Staring off over her shoulder, he tightened his jaw, the muscles jumping. “It doesn’t matter now.”

But it did. Realization cracked over her. He’d wanted first chair so he could get away from Lorenz. And she’d taken it from him.

“Why did you agree to return this season?” she asked, voicing an unanswered curiosity. “If they weren’t going to give you first chair, I still don’t understand why you came back. Lorenz couldn’t have been happy about it.”

Alex’s gaze locked on her, eyes burrowing into her own. He lifted his hands and placed them gently on her jaw. “Because my apartment still smelled like you.”

She blinked against the sunlight, her pulse pounding in her ears as she bit back a smile. “Didn’t Mabel ever tell you never to let a girl get in between you and your instrument?”

He leaned forward and kissed her softly. “Wouldn’t be the first time I’ve ignored her good advice. Can we go upstairs? I have to make dinner and ask my girlfriend if she’d be my girlfriend. And then I want to tell the whole world she said yes.”

Gwen’s face was on fire, her smile bursting from her lips even as she pressed them together. She nodded into his shoulder and let him take her hand to lead them inside.

Gwen woke up the next morning to the drifting melody of a violin, the smell of an iced vanilla latte, and the blinking of a very active phone screen. Two missed calls from Jacob. A text from Ava, asking for coffee. Seven emails from Nathan. And a bundle of Instagram notifications.

Around midnight last night she’d been tagged in a photo that @Xander_Thorne had posted.

From their pancake adventure. Pancake mix all over her cheeks, her face mid-laugh, reaching out to swipe batter into his hair.

You make me so happy @GwenNoFear.

She slapped a hand over her mouth, choking back a laugh. They really were together now. A public announcement that no one could ignore.

Grinning down at her phone, she watched her follower count rise and her notifications continue to ping.

The number of comments under the post was in the thousands.

CELLO SUITE NO. 4

Before their divorce, his father used to joke that Alex had his mother’s eyes, chin, and fingertips. His father was a guitarist for a one-hit rock band in the eighties, and was always trying to find his footing among the Fitzgerald musicians in the house, but he always loved to hear Alex play. He kept a violin tuned at his house in Jersey, and when Alex was no longer playing violin, he bought a cello.

The first morning that Alex found Nathan Andrews in his mother’s kitchen in only his pajamas, Nathan had tried to cut the tension by asking fifteen-year-old Alex to play for him. He had the audacity to give him notes. Barefoot and critiquing him, while Alex’s mother showered.

By the end of his first year at Juilliard, Alex was over it. The intense stress, the life-or-death stakes, the professors who hadn’t worked in ten years but still preached like they knew the business. One of his friends—or “partners”—pointed out that he would never feel the need to prove himself there because he could always just go be Alex Fitzgerald. He started looking into how quickly one could graduate, and when that didn’t give good results, he started booking engagements on his own.

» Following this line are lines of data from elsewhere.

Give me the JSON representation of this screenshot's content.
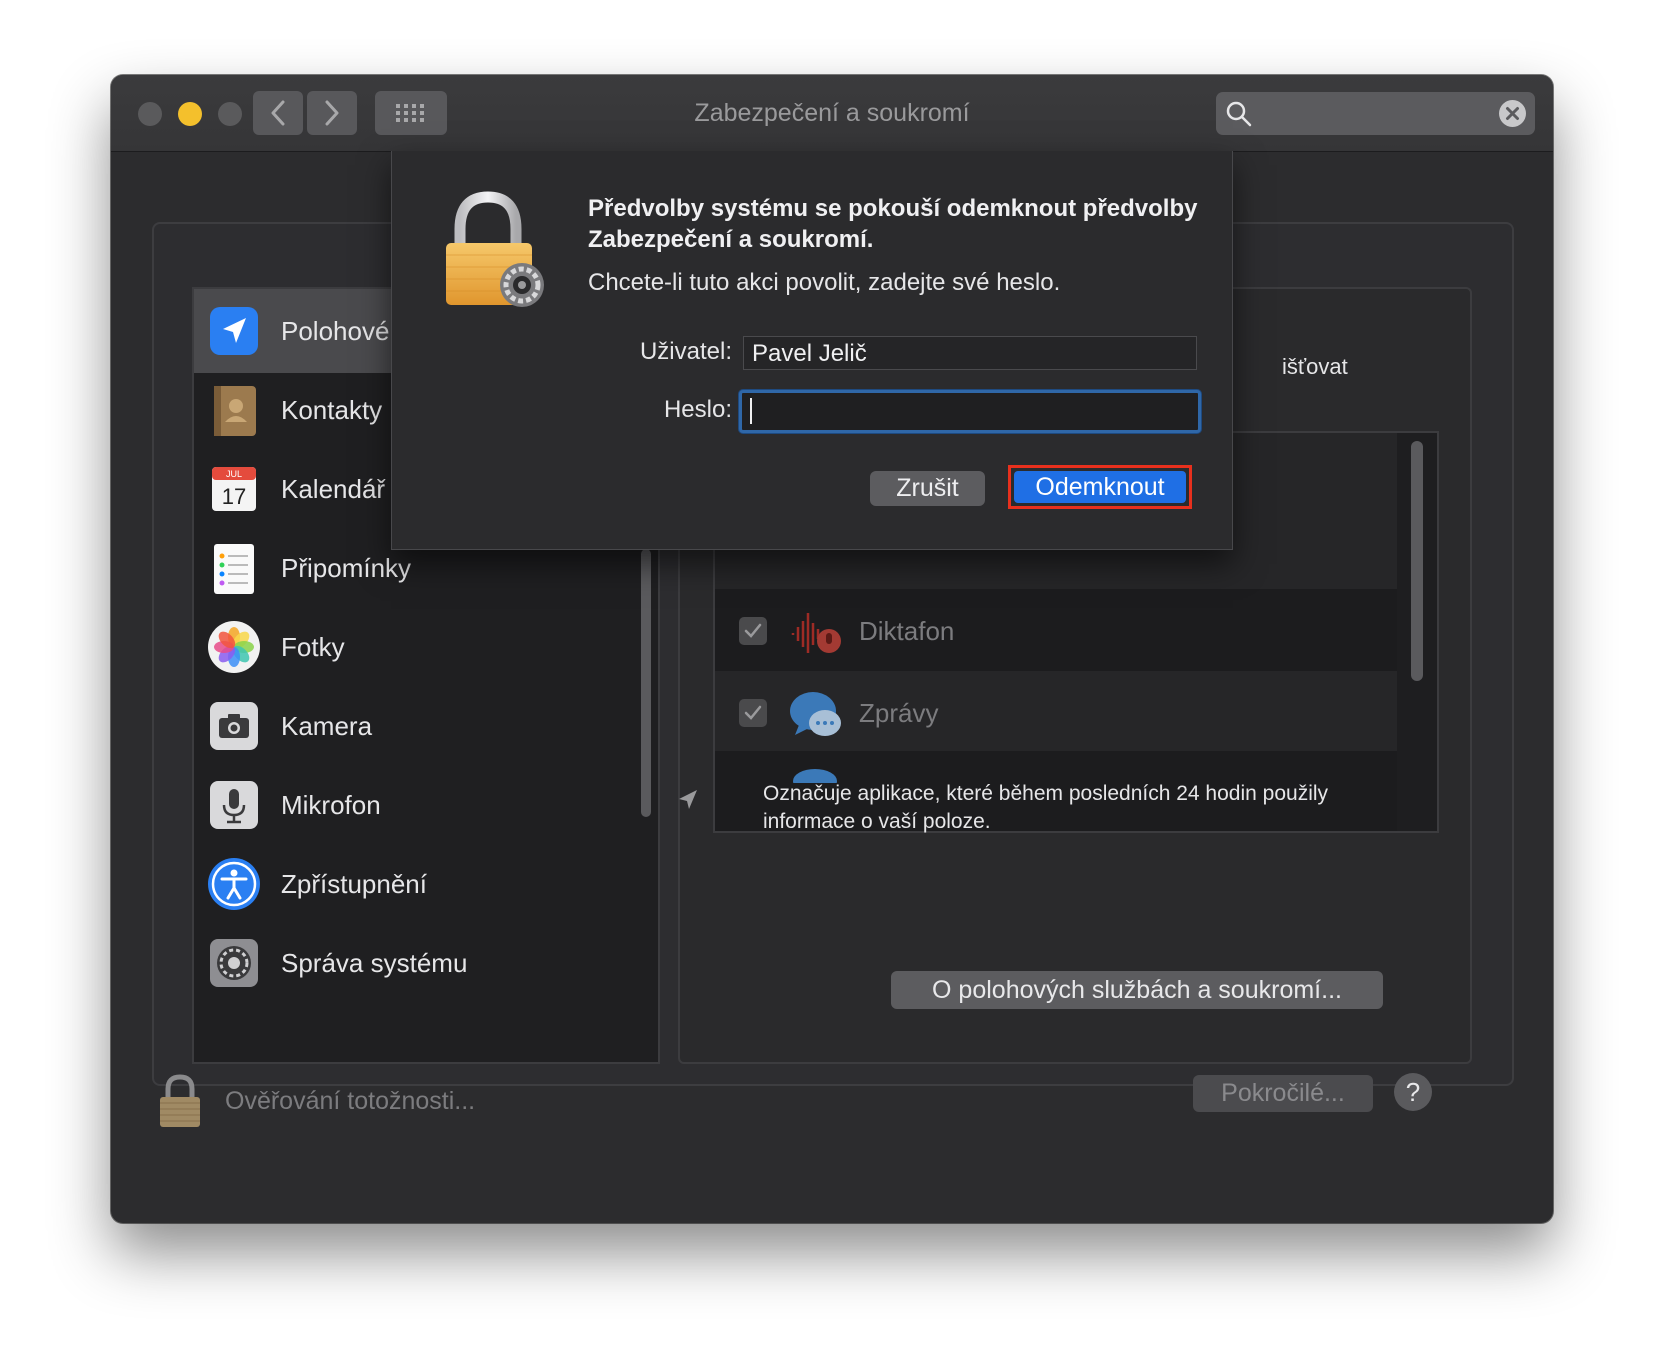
{
  "window": {
    "title": "Zabezpečení a soukromí"
  },
  "search": {
    "placeholder": ""
  },
  "sidebar": {
    "items": [
      {
        "label": "Polohové",
        "icon": "location-arrow-icon",
        "selected": true
      },
      {
        "label": "Kontakty",
        "icon": "contacts-book-icon"
      },
      {
        "label": "Kalendář",
        "icon": "calendar-icon",
        "badge_month": "JUL",
        "badge_day": "17"
      },
      {
        "label": "Připomínky",
        "icon": "reminders-icon"
      },
      {
        "label": "Fotky",
        "icon": "photos-icon"
      },
      {
        "label": "Kamera",
        "icon": "camera-icon"
      },
      {
        "label": "Mikrofon",
        "icon": "microphone-icon"
      },
      {
        "label": "Zpřístupnění",
        "icon": "accessibility-icon"
      },
      {
        "label": "Správa systému",
        "icon": "gear-icon"
      }
    ]
  },
  "main": {
    "partial_label": "išťovat",
    "apps": [
      {
        "name": "Diktafon",
        "checked": true,
        "icon": "voice-memos-icon"
      },
      {
        "name": "Zprávy",
        "checked": true,
        "icon": "messages-icon"
      }
    ],
    "note": "Označuje aplikace, které během posledních 24 hodin použily informace o vaší poloze.",
    "about_button": "O polohových službách a soukromí..."
  },
  "footer": {
    "auth_label": "Ověřování totožnosti...",
    "advanced_button": "Pokročilé...",
    "help_button": "?"
  },
  "dialog": {
    "title": "Předvolby systému se pokouší odemknout předvolby Zabezpečení a soukromí.",
    "subtitle": "Chcete-li tuto akci povolit, zadejte své heslo.",
    "user_label": "Uživatel:",
    "user_value": "Pavel Jelič",
    "password_label": "Heslo:",
    "password_value": "",
    "cancel_button": "Zrušit",
    "unlock_button": "Odemknout"
  },
  "colors": {
    "accent": "#1f6fe5",
    "highlight_border": "#e8301d",
    "focus_ring": "#2f67a8",
    "window_bg": "#2c2c2e"
  }
}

His mother cautioned against it. He had to go over her head to the board of directors at the Pops to ask if they had any need of a soloist in any of their upcoming concerts. Nathan shot it down. They both FaceTimed him and explained that his education should take priority for these four years. When he replied, “What if I’m not learning anything?” his mother’s lips pursed and Nathan sighed. “The only way you’re not learning anything is if you think you are qualified to be the dean of the program. Do you think you are qualified to be the dean of the program?” Nathan said.

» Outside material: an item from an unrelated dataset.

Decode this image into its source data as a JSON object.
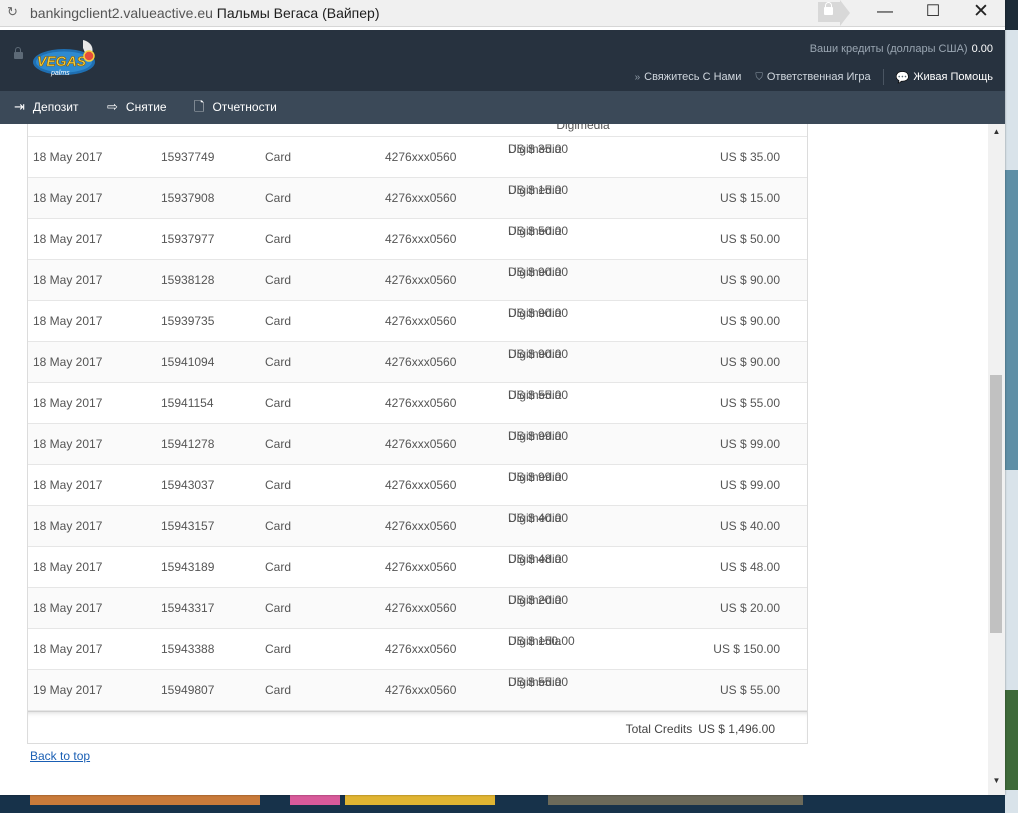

The next day, Alex sought out the dean of Juilliard’s classical music program, made an appointment for the following week, and prepared to submit his resignation from the school if the dean didn’t think he could teach him anything.

The day before the meeting, he and his duet partner played Schumann’s Violin Sonata No. 2 in a rented music hall, all paid for out of pocket. Calvin Lorenz, one of the music history professors, was in attendance. He pulled Alex into his office on Monday morning, just an hour before his meeting with the dean. He stared at Alex over thin-framed glasses, tapping the tips of his fingers together in silence.

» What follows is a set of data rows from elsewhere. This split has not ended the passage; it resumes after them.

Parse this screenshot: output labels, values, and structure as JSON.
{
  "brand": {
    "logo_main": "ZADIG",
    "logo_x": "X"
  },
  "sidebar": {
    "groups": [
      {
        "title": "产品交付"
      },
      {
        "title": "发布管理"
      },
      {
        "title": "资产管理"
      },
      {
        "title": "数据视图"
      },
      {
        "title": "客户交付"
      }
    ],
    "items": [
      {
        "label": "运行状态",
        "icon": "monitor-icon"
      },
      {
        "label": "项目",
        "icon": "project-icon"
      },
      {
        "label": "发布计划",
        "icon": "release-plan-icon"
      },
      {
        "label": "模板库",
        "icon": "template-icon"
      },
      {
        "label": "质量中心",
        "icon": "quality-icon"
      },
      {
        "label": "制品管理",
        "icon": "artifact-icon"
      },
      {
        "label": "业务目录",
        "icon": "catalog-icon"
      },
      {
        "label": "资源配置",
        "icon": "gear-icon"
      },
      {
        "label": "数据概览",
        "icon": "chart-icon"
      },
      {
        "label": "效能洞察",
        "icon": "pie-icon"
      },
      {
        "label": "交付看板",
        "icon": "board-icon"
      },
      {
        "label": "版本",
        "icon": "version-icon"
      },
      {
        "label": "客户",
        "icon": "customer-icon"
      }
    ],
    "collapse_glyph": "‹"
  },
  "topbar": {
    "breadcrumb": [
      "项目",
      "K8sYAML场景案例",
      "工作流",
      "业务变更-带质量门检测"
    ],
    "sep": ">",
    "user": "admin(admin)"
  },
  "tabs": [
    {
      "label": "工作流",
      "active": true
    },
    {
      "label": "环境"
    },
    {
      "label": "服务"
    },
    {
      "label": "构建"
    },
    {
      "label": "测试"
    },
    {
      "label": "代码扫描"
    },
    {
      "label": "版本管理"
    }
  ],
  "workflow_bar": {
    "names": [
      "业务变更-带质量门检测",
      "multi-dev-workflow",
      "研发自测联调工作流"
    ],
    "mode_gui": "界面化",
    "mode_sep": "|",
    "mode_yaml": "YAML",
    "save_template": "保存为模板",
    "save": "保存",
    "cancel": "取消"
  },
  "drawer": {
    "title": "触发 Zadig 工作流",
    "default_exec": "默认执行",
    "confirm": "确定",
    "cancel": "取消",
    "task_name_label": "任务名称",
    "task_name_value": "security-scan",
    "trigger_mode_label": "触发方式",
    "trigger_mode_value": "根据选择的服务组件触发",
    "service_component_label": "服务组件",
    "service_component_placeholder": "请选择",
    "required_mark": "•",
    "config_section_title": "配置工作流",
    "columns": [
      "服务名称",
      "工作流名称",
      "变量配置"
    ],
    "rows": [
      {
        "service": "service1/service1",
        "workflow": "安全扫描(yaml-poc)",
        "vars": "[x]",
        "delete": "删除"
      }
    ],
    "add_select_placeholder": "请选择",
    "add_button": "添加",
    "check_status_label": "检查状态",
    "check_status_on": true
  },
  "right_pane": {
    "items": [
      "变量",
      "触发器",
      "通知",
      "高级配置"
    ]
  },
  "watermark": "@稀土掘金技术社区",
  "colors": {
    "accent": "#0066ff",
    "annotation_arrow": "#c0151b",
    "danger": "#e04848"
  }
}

“You don’t want to be here, do you?” he’d asked.

Alex shook his head.

Lorenz thought for a long moment, then said, “Who chose the violin for you?”

“My mother.”

“Ah. The famous Ava Fitzgerald.” His eyes twinkled at Alex, but he thought he might have heard a lick of derision there, something Alex had never heard directed at his perfect mother in his life. “And you? When did you choose the violin?”

Alex blinked at him. “I never did.”

Lorenz nodded. “And you’re satisfied with that answer?”

Alex never showed up to his meeting with the dean of Juilliard. Ava took it as a win, since she’d been contacted immediately by her friend the dean when the meeting was scheduled. But she couldn’t have guessed that she wouldn’t hear from her son for another six years.

Lorenz asked Alex to pick a new instrument. Alex picked cello, and Lorenz’s lips twitched, like he’d won something.